LOGO ao clarear do dia Narizinho pulou da cama, afflicta por saber o que tinha acontecido, e soube o seguinte. O principe, assim que a menina se recolheu, tomou as armas e dirigiu-se ao corpo da guarda,

pé ante pé. E pelo buraco da fechadura descobriu o capitão em conferencia com dois grillos trahidores.

— Vocês, dizia elle, vão agora ao palacio, sobem pela janella, entram no quarto do principe e amarram-no á cama, emquanto eu vou combinar com o Escorpião o resto da festa. Vamos! Toda a cautela é pouca!..

Nem bem o principe ouviu aquillo e já voltou correndo para o seu quarto. Entreabriu a janella por onde os trahidores haviam de entrar e collocou em baixo uma gaiola de alçapão, de modo que quem pulasse para dentro cahiria prisioneiro. E ficou esperando. D'ahi ha pouco ouviu vozes abafadas do lado de fóra e logo em seguida tres cabeças que assomavam á janella, muito resabiadas. Os conspiraores pararam um momento á escuta. Depois, certos de que o principe dormia bem a dormir, saltaram para dentro e... cahiram presos na gaiola!

O principe incotinente agarrou um cadeado e trancou bem trancadinha a porta da gaiola. Os grillos, de tão assombrados, estavam de bocca aberta sem poder falar. O principe não disse nada. Sahiu do quarto e foi acordar um grillo fiel, dizendo-lhe:

— Vá procurar o capitão da guarda e diga-lhe baixinho ao ouvido: — "Os tres emissarios te mandam dizer que o "negocio" está feito, mas que precisam da tua presença no quarto do principe". Diga isso baixinho e suma-se !

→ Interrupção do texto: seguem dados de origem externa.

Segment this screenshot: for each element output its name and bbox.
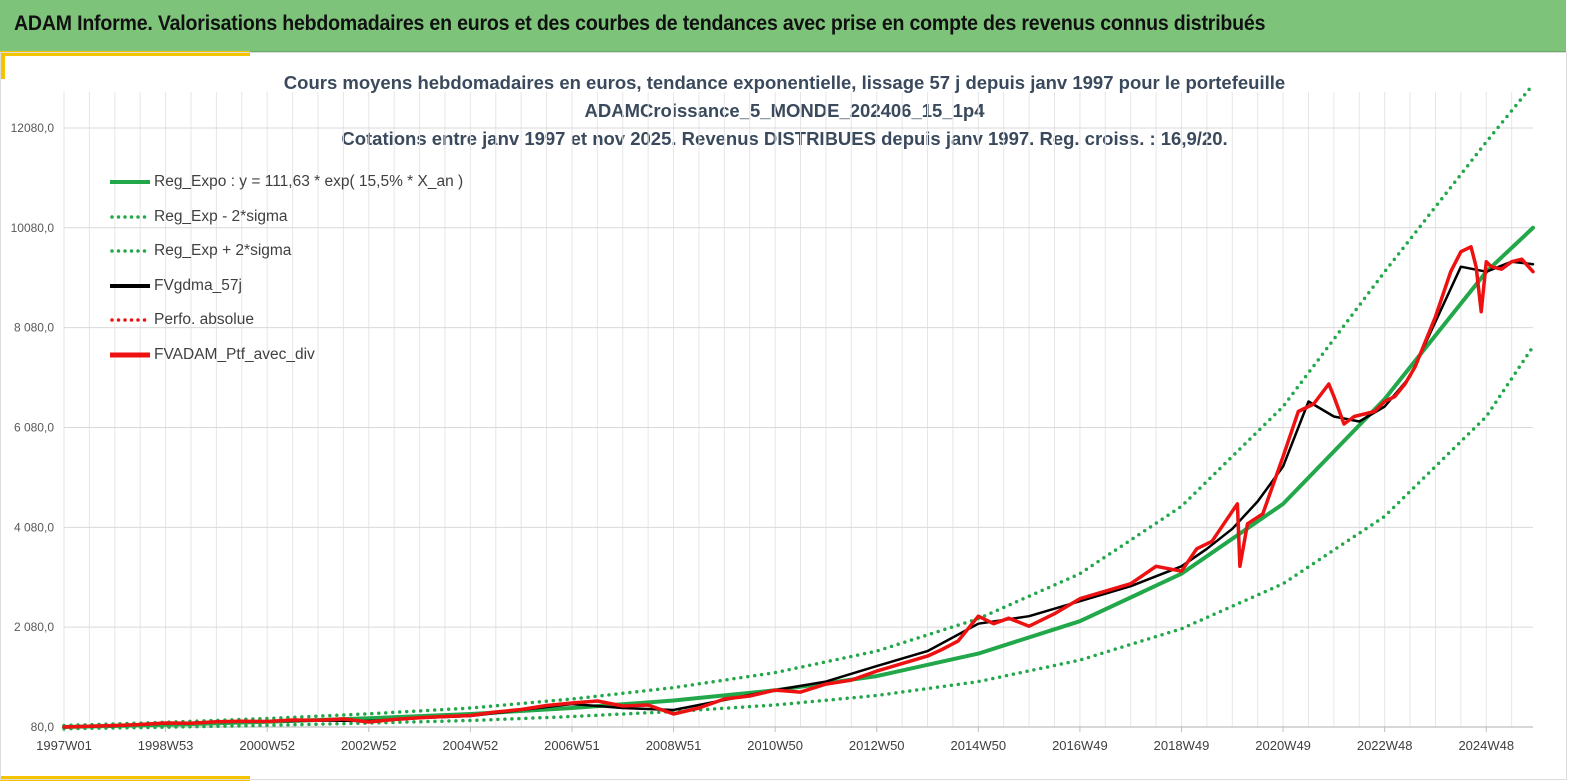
x-axis-tick-labels: 1997W01 1998W53 2000W52 2002W52 2004W52 2006W… <box>36 738 1514 753</box>
chart-title-line-2: ADAMCroissance_5_MONDE_202406_15_1p4 <box>584 100 985 121</box>
y-tick-label: 8 080,0 <box>14 321 54 335</box>
legend-label: Reg_Exp + 2*sigma <box>154 242 292 260</box>
x-tick-label: 2024W48 <box>1458 738 1514 753</box>
x-tick-label: 2008W51 <box>646 738 702 753</box>
chart-frame <box>0 52 1567 780</box>
x-tick-label: 2020W49 <box>1255 738 1311 753</box>
x-tick-label: 2000W52 <box>239 738 295 753</box>
x-tick-label: 2006W51 <box>544 738 600 753</box>
legend-swatch-solid-green <box>110 176 150 188</box>
legend-item-reg-expo: Reg_Expo : y = 111,63 * exp( 15,5% * X_a… <box>110 165 463 200</box>
x-tick-label: 2002W52 <box>341 738 397 753</box>
y-tick-label: 12080,0 <box>11 121 55 135</box>
legend-item-fvgdma: FVgdma_57j <box>110 269 463 304</box>
x-tick-label: 2022W48 <box>1357 738 1413 753</box>
legend-label: Perfo. absolue <box>154 311 254 329</box>
legend-swatch-dotted-green <box>110 211 150 223</box>
series-line-fvadam-ptf <box>62 245 1535 729</box>
accent-bar-left <box>0 51 5 79</box>
chart-axes <box>63 726 1533 732</box>
chart-grid <box>63 92 1533 728</box>
accent-bar-bottom <box>0 776 250 781</box>
y-tick-label: 10080,0 <box>11 221 55 235</box>
chart-title-line-3: Cotations entre janv 1997 et nov 2025. R… <box>341 128 1228 149</box>
y-axis-tick-labels: 80,0 2 080,0 4 080,0 6 080,0 8 080,0 10080,0 1… <box>11 121 55 734</box>
series-line-reg-exp-minus <box>62 344 1535 731</box>
legend-swatch-solid-red <box>110 349 150 361</box>
x-tick-label: 2018W49 <box>1154 738 1210 753</box>
x-tick-label: 2010W50 <box>747 738 803 753</box>
legend-swatch-dotted-red <box>110 314 150 326</box>
x-tick-label: 2012W50 <box>849 738 905 753</box>
header-banner: ADAM Informe. Valorisations hebdomadaire… <box>0 0 1566 52</box>
legend-swatch-dotted-green <box>110 245 150 257</box>
x-tick-label: 2016W49 <box>1052 738 1108 753</box>
y-tick-label: 80,0 <box>31 720 55 734</box>
legend-item-reg-exp-plus: Reg_Exp + 2*sigma <box>110 234 463 269</box>
chart-legend: Reg_Expo : y = 111,63 * exp( 15,5% * X_a… <box>110 165 463 372</box>
legend-label: FVgdma_57j <box>154 276 242 294</box>
legend-item-fvadam-ptf: FVADAM_Ptf_avec_div <box>110 338 463 373</box>
chart-series <box>62 82 1535 731</box>
legend-label: Reg_Expo : y = 111,63 * exp( 15,5% * X_a… <box>154 173 464 191</box>
x-tick-label: 1997W01 <box>36 738 92 753</box>
banner-title: ADAM Informe. Valorisations hebdomadaire… <box>14 12 1266 35</box>
legend-label: FVADAM_Ptf_avec_div <box>154 345 315 363</box>
chart-title-line-1: Cours moyens hebdomadaires en euros, ten… <box>283 72 1286 93</box>
y-tick-label: 2 080,0 <box>14 620 54 634</box>
legend-label: Reg_Exp - 2*sigma <box>154 207 288 225</box>
y-tick-label: 4 080,0 <box>14 520 54 534</box>
x-tick-label: 2014W50 <box>950 738 1006 753</box>
x-tick-label: 2004W52 <box>443 738 499 753</box>
legend-swatch-solid-black <box>110 280 150 292</box>
accent-bar-top <box>0 51 250 56</box>
x-tick-label: 1998W53 <box>138 738 194 753</box>
legend-item-reg-exp-minus: Reg_Exp - 2*sigma <box>110 200 463 235</box>
y-tick-label: 6 080,0 <box>14 420 54 434</box>
legend-item-perfo-absolue: Perfo. absolue <box>110 303 463 338</box>
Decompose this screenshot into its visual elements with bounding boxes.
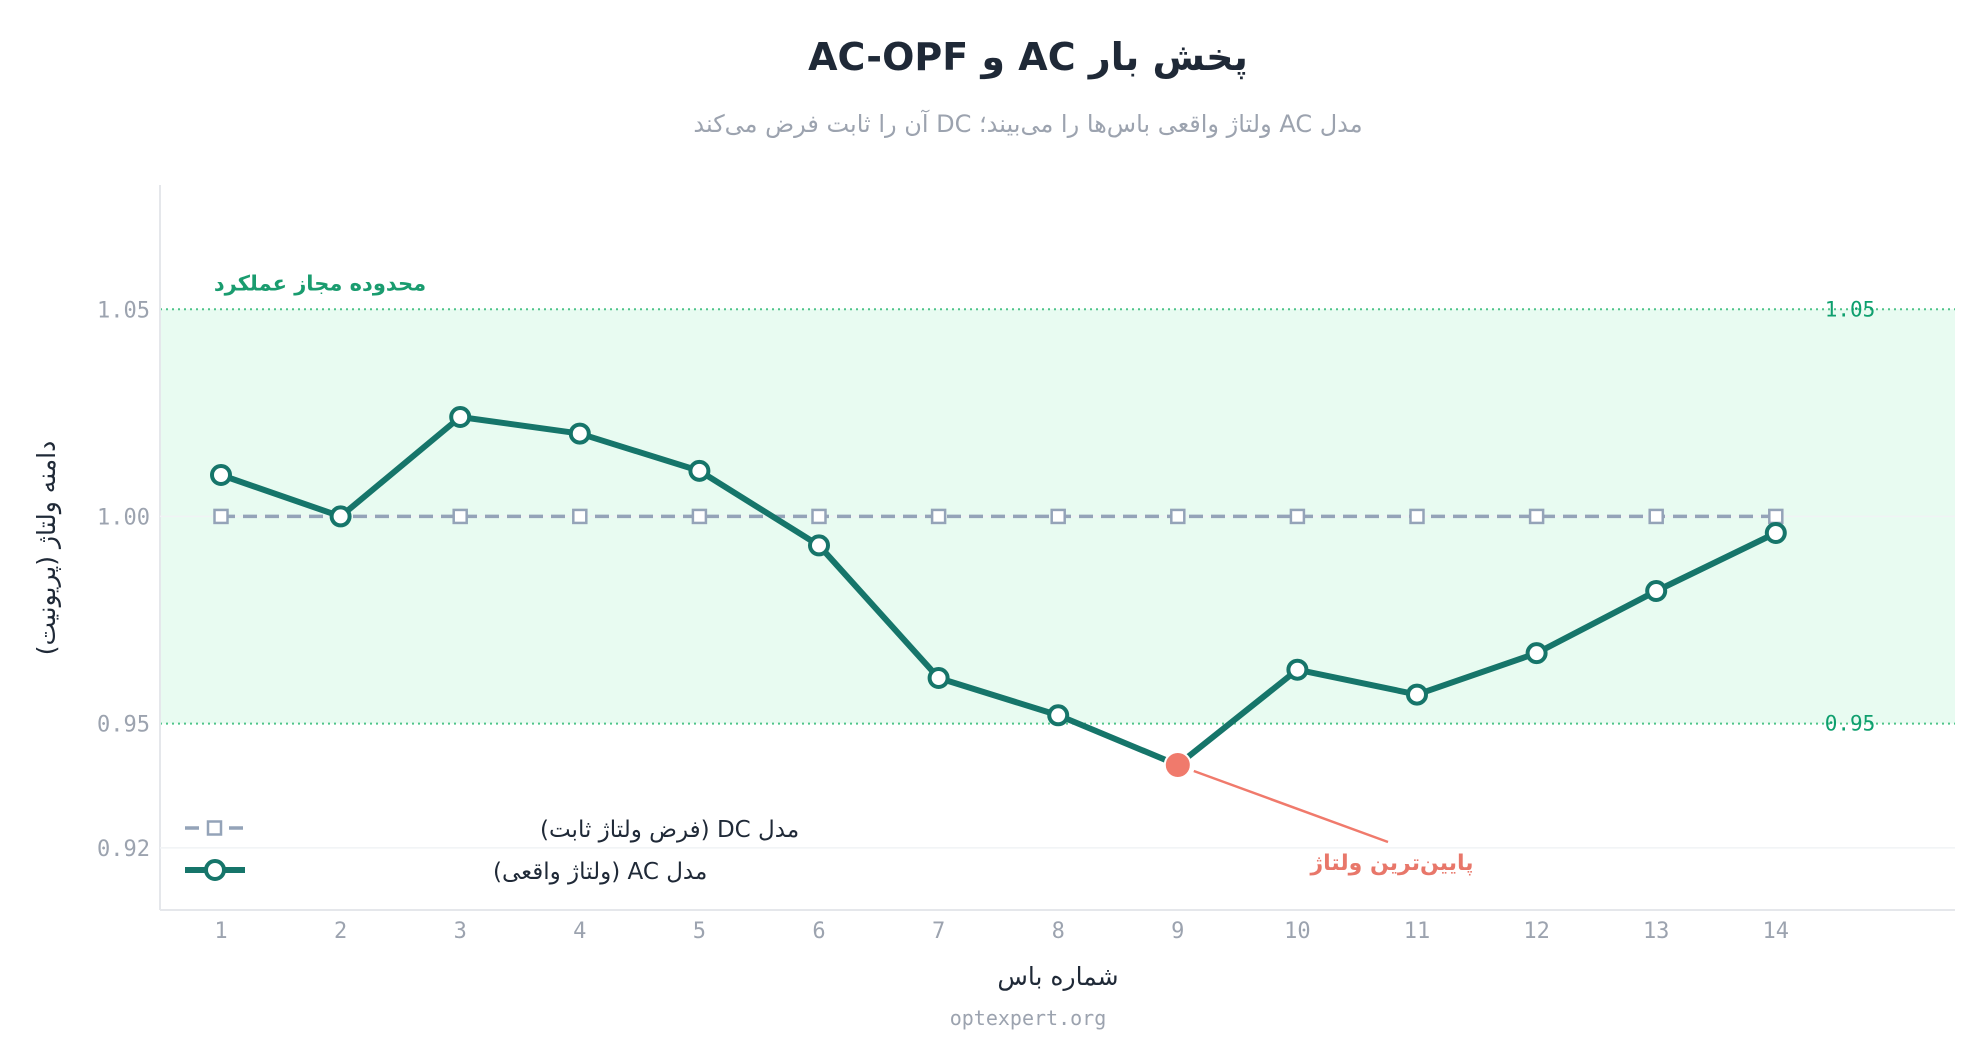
x-tick-label: 4 <box>573 919 586 944</box>
x-tick-label: 6 <box>812 919 825 944</box>
y-tick-label: 1.05 <box>97 298 150 323</box>
chart-title: پخش بار AC و AC-OPF <box>808 35 1248 80</box>
ac-point <box>1525 642 1548 665</box>
y-tick-label: 1.00 <box>97 505 150 530</box>
ac-point <box>688 459 711 482</box>
ac-point <box>568 422 591 445</box>
dc-point <box>1648 508 1664 525</box>
dc-point <box>1050 508 1066 525</box>
x-tick-label: 5 <box>693 919 706 944</box>
legend-dc-label: مدل DC (فرض ولتاژ ثابت) <box>540 817 799 843</box>
x-tick-label: 9 <box>1171 919 1184 944</box>
y-tick-label: 0.95 <box>97 713 150 738</box>
dc-point <box>1528 508 1545 525</box>
ac-point <box>927 667 950 689</box>
x-tick-label: 7 <box>932 919 945 944</box>
x-tick-label: 8 <box>1052 919 1065 944</box>
source-credit: optexpert.org <box>950 1006 1107 1030</box>
ac-point-lowest <box>1163 751 1192 779</box>
x-tick-label: 3 <box>454 919 467 944</box>
ac-point <box>329 505 352 528</box>
x-tick-label: 13 <box>1643 919 1670 944</box>
ac-point <box>808 534 830 557</box>
dc-point <box>1409 508 1425 525</box>
ac-point <box>1406 683 1428 706</box>
ac-point <box>449 406 472 428</box>
chart-subtitle: مدل AC ولتاژ واقعی باس‌ها را می‌بیند؛ DC… <box>693 109 1362 138</box>
x-tick-label: 10 <box>1284 919 1311 944</box>
legend-ac-swatch-marker <box>204 859 226 881</box>
x-axis-ticks: 1 2 3 4 5 6 7 8 9 10 11 12 13 14 <box>214 919 1789 944</box>
ac-series-line <box>220 414 1778 768</box>
dc-point <box>213 508 229 525</box>
dc-point <box>691 508 708 525</box>
annotation-connector <box>1193 769 1389 844</box>
x-tick-label: 11 <box>1404 919 1431 944</box>
legend-dc-swatch-marker <box>206 820 223 836</box>
dc-point <box>811 508 827 525</box>
legend-ac-label: مدل AC (ولتاژ واقعی) <box>493 859 707 885</box>
upper-limit-label: 1.05 <box>1825 297 1876 321</box>
dc-point <box>1289 508 1306 525</box>
legend: مدل DC (فرض ولتاژ ثابت) مدل AC (ولتاژ وا… <box>185 817 799 885</box>
annotation-label: پایین‌ترین ولتاژ <box>1309 851 1473 876</box>
dc-point <box>452 508 468 525</box>
series-layer <box>210 406 1787 779</box>
ac-point <box>210 464 232 486</box>
plot-area: 1.05 0.95 محدوده مجاز عملکرد 0.92 0.95 1.0… <box>97 185 1955 944</box>
dc-point <box>1768 508 1784 525</box>
ac-point <box>1645 580 1668 602</box>
ac-point <box>1764 522 1787 544</box>
ac-point <box>1286 658 1309 681</box>
x-tick-label: 2 <box>334 919 347 944</box>
y-axis-title: دامنه ولتاژ (پریونیت) <box>32 441 62 655</box>
lower-limit-label: 0.95 <box>1825 712 1876 736</box>
dc-point <box>930 508 947 525</box>
annotation-layer: پایین‌ترین ولتاژ <box>1193 769 1474 876</box>
x-tick-label: 14 <box>1763 919 1790 944</box>
band-label: محدوده مجاز عملکرد <box>214 271 426 295</box>
dc-point <box>572 508 588 525</box>
ac-point <box>1047 704 1070 727</box>
y-tick-label: 0.92 <box>97 837 150 862</box>
x-axis-title: شماره باس <box>997 962 1118 991</box>
dc-point <box>1170 508 1186 525</box>
x-tick-label: 1 <box>214 919 227 944</box>
x-tick-label: 12 <box>1523 919 1550 944</box>
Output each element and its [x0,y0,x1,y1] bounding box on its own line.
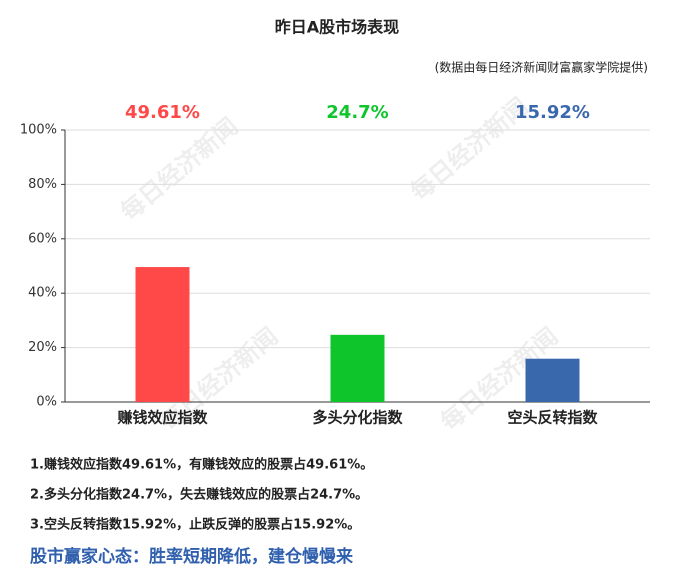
chart-title: 昨日A股市场表现 [275,18,399,37]
value-label: 24.7% [326,102,388,123]
note: 3.空头反转指数15.92%，止跌反弹的股票占15.92%。 [30,517,360,533]
note: 2.多头分化指数24.7%，失去赚钱效应的股票占24.7%。 [30,487,368,503]
y-tick-label: 60% [28,231,57,246]
value-label: 15.92% [515,102,590,123]
y-tick-label: 0% [36,395,57,410]
value-label: 49.61% [125,102,200,123]
x-tick-label: 多头分化指数 [312,409,403,427]
bar [135,267,190,402]
y-tick-label: 40% [28,286,57,301]
bar [330,334,385,402]
y-tick-label: 20% [28,340,57,355]
note: 1.赚钱效应指数49.61%，有赚钱效应的股票占49.61%。 [30,457,373,473]
y-tick-label: 100% [20,123,57,138]
footer: 股市赢家心态：胜率短期降低，建仓慢慢来 [30,546,354,567]
y-tick-label: 80% [28,177,57,192]
bar [525,358,580,402]
chart-subtitle: (数据由每日经济新闻财富赢家学院提供) [435,60,648,75]
x-tick-label: 赚钱效应指数 [116,409,208,427]
x-tick-label: 空头反转指数 [507,409,598,427]
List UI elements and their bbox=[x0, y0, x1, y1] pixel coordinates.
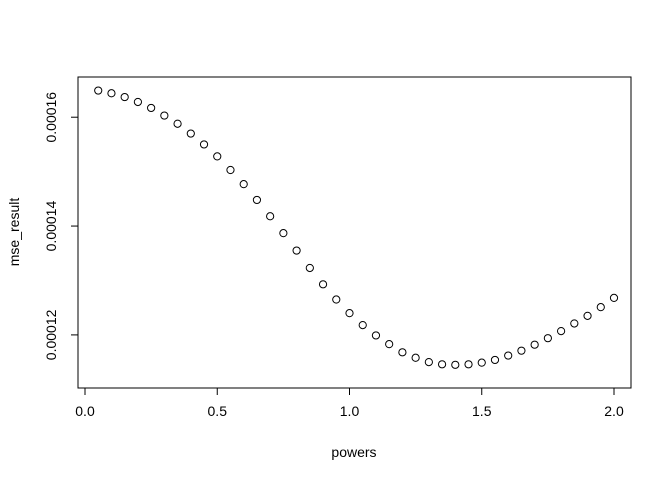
x-axis-title: powers bbox=[331, 444, 376, 460]
x-tick-label: 1.5 bbox=[472, 403, 492, 419]
data-point bbox=[596, 303, 605, 312]
data-point bbox=[133, 97, 142, 107]
data-point bbox=[424, 358, 433, 367]
x-axis: 0.0 0.5 1.0 1.5 2.0 bbox=[75, 387, 624, 419]
data-point bbox=[213, 152, 222, 161]
data-point bbox=[517, 346, 526, 355]
data-point bbox=[199, 140, 209, 149]
data-point bbox=[543, 334, 552, 343]
data-points bbox=[94, 86, 619, 369]
data-point bbox=[464, 360, 473, 369]
data-point bbox=[292, 246, 301, 255]
x-tick-label: 1.0 bbox=[340, 403, 360, 419]
data-point bbox=[583, 311, 592, 320]
data-point bbox=[239, 180, 248, 189]
y-tick-label: 0.00012 bbox=[43, 309, 59, 360]
y-axis: 0.00012 0.00014 0.00016 bbox=[43, 92, 79, 360]
data-point bbox=[147, 103, 156, 113]
data-point bbox=[266, 212, 275, 221]
data-point bbox=[451, 360, 460, 369]
data-point bbox=[173, 119, 182, 128]
data-point bbox=[332, 295, 341, 304]
x-tick-label: 2.0 bbox=[604, 403, 624, 419]
data-point bbox=[358, 321, 367, 330]
data-point bbox=[186, 129, 195, 138]
data-point bbox=[120, 92, 129, 102]
y-axis-title: mse_result bbox=[6, 198, 22, 267]
y-tick-label: 0.00014 bbox=[43, 201, 59, 252]
data-point bbox=[411, 353, 420, 362]
data-point bbox=[385, 340, 394, 349]
data-point bbox=[504, 351, 513, 360]
x-tick-label: 0.5 bbox=[208, 403, 228, 419]
data-point bbox=[318, 280, 328, 289]
data-point bbox=[609, 293, 619, 302]
data-point bbox=[557, 326, 566, 336]
data-point bbox=[94, 86, 103, 95]
data-point bbox=[160, 111, 169, 120]
data-point bbox=[279, 229, 288, 238]
data-point bbox=[107, 89, 116, 98]
x-tick-label: 0.0 bbox=[75, 403, 95, 419]
data-point bbox=[490, 355, 500, 365]
data-point bbox=[345, 309, 354, 318]
data-point bbox=[226, 165, 235, 175]
data-point bbox=[398, 348, 407, 357]
data-point bbox=[570, 319, 579, 328]
data-point bbox=[371, 331, 381, 340]
data-point bbox=[305, 263, 314, 273]
data-point bbox=[477, 358, 486, 367]
y-tick-label: 0.00016 bbox=[43, 92, 59, 143]
data-point bbox=[530, 340, 539, 349]
data-point bbox=[437, 360, 447, 369]
data-point bbox=[252, 195, 262, 205]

O grillo recadeiro lá foi em procura do capitão e encontrou-o rondando o carcere do monstro. Approximou-se e repetiu-lhe no ouvido o recado. O capitão quiz perguntar mais coisas, mas quando abriu a bocca já o mensageiro tinha sumido.

— Muito bem! exclamou elle. O tyranno já está seguro! Vou lá agora e com as minhas proprias unhas arranco-lhe os figados. E esfregando as mãos foi correndo para o palacio. Viu a janella do quarto do principe aberta e subiu pela escada que os outros haviam deixado. Chegando ao ultimo degráo pulou para dentro do quarto. Mas antes de alcançar o chão sentiu uma dôr no peito. Ai! ai! gritou. Era o principe que o tinha varado no ar com a sua terrivel espada.

— Miseravel! Toma, para justo castigo da tua deslealdade! disse o principe cortando-lhe a cabeça com um novo golpe de espada. O corpo do capitão pererecou no tapete uns instantes, ao lado da cabeça, em cujo olhos estava gravado o espanto pelo imprevisto desenlace da conspiração.

O principe, embainhando a espada, chamou alguns soldados fieis para que levassem dalli a gaiola com os tres trahidores.

— Ponham dentro, junto com estes trahidores, o Escorpião, amarrem em cima da gaiola uma grande pedra e lancem-na ao lago.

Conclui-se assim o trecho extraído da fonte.